Amphipappus
Boston J. Nat. Hist. 5: 107. 1845.
Taxon | Illustrator ⠉ | |
---|---|---|
Amphipappus fremontii Chrysothamnus greenei Chrysothamnus molestus | Barbara Alongi John Myers John Myers |
Shrubs, 30–60 cm (rounded). Stems erect (bark whitish), intricately branched, becoming leafless and spinescent, branchlets glabrous or densely, hirtellous. Leaves cauline; alternate (ascending); petiolate to subsessile; blades 1-nerved, obovate to narrowly elliptic, margins entire, faces glabrous or hirtellous, often resinous. Heads radiate (discoid), (2–4) in glomerate, terminal clusters, these in corymbiform arrays. Involucres turbino-cylindric, 4–5.5 × 2–3 mm. Phyllaries 7–12 in 3 series, greenish white, 1-nerved (outer keeled), ovate to elliptic, unequal, thin-indurate, margins not scarious, faces glabrous. Receptacles flat, pitted, epaleate. Ray-florets (0–) 1–2, pistillate, fertile; corollas yellow (laminae slightly longer than involucres). Disc-florets 3–7, functionally staminate; corollas yellow, tubes longer than narrowly funnelform throats (nerves 1, yellow, not resinous), lobes 5, reflexed or coiling back, lanceolate; style-branch appendages triangular (nonfunctional, lacking stigmatic lines).

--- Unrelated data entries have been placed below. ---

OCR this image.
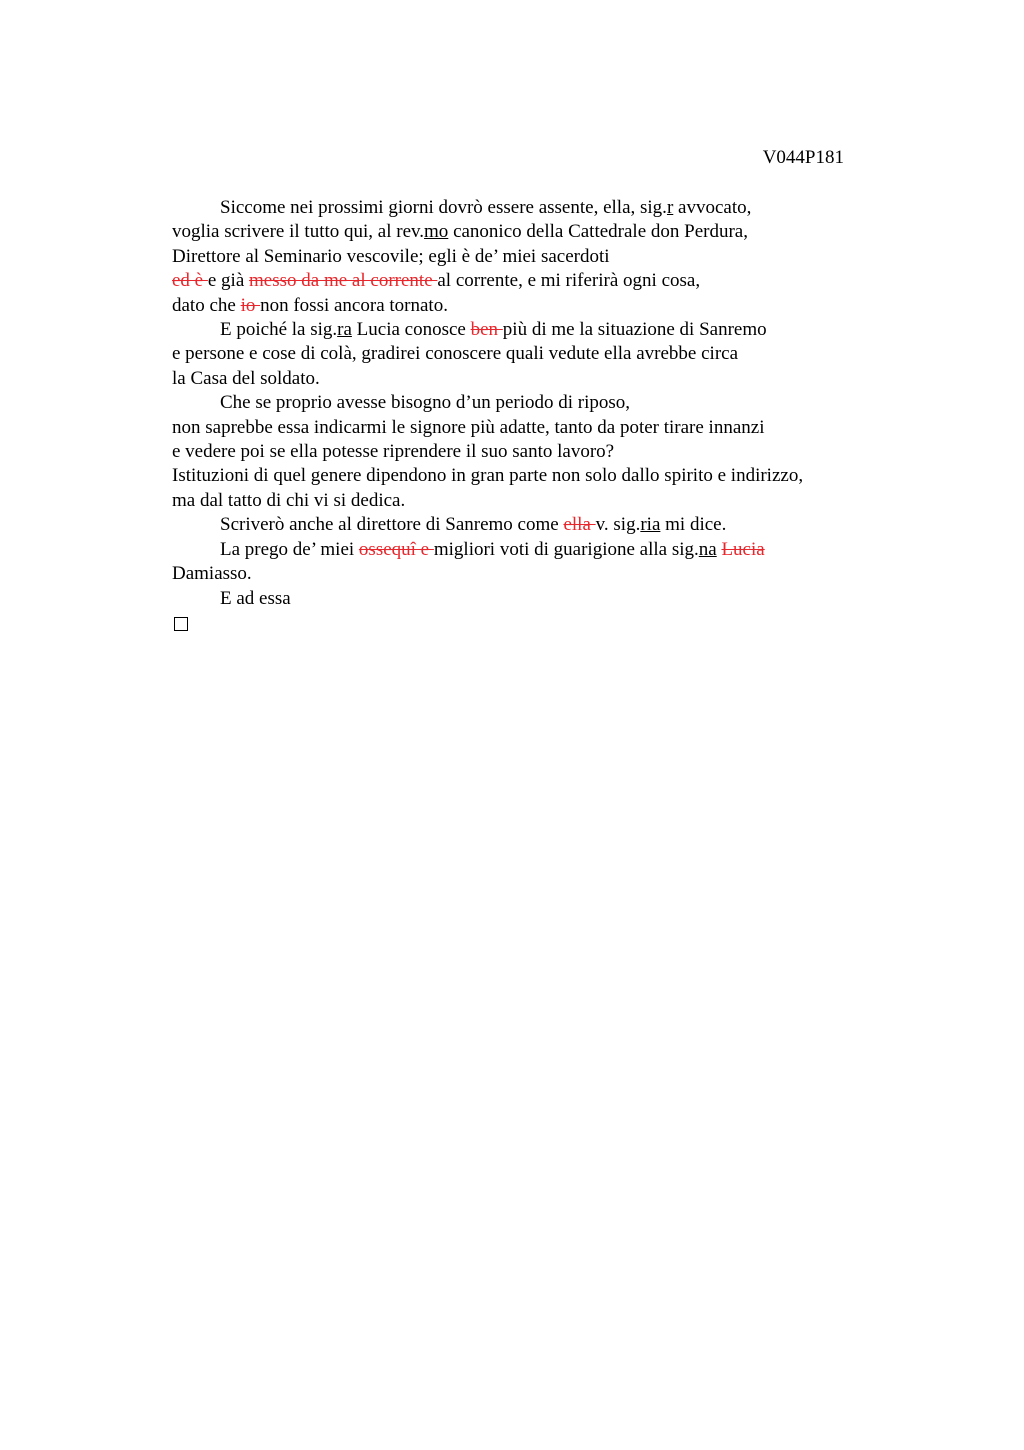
V044P181
Siccome nei prossimi giorni dovrò essere assente, ella, sig.r avvocato,
voglia scrivere il tutto qui, al rev.mo canonico della Cattedrale don Perdura,
Direttore al Seminario vescovile; egli è de’ miei sacerdoti
ed è e già messo da me al corrente al corrente, e mi riferirà ogni cosa,
dato che io non fossi ancora tornato.
E poiché la sig.ra Lucia conosce ben più di me la situazione di Sanremo
e persone e cose di colà, gradirei conoscere quali vedute ella avrebbe circa
la Casa del soldato.
Che se proprio avesse bisogno d’un periodo di riposo,
non saprebbe essa indicarmi le signore più adatte, tanto da poter tirare innanzi
e vedere poi se ella potesse riprendere il suo santo lavoro?
Istituzioni di quel genere dipendono in gran parte non solo dallo spirito e indirizzo,
ma dal tatto di chi vi si dedica.
Scriverò anche al direttore di Sanremo come ella v. sig.ria mi dice.
La prego de’ miei ossequî e migliori voti di guarigione alla sig.na Lucia
Damiasso.
E ad essa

Cypselae (ray) oblongelliptic to obovoid, ± flattened, 2-nerved, faces moderately villous; pappi persistent, of 15–20, stramineous, basally connate, flattened, slender, barbellate, apically attenuate bristles in 1 series (disc bristles longer than ray, sometimes undulate or twisted). x = 9.
Distribution
sw United States
Discussion
Species 1.
Amphipappus is characterized by its low-shrubby, intricately branched habit and corymbiform, glomerate clusters of small, few-flowered heads, functionally staminate disc florets, and pappi of short, barbellate bristles, the fertile ray cypselae with pappi of shorter, flattened bristles. The genus is restricted to the Mojave Desert of California, Nevada, Utah, and Arizona where these states are contiguous.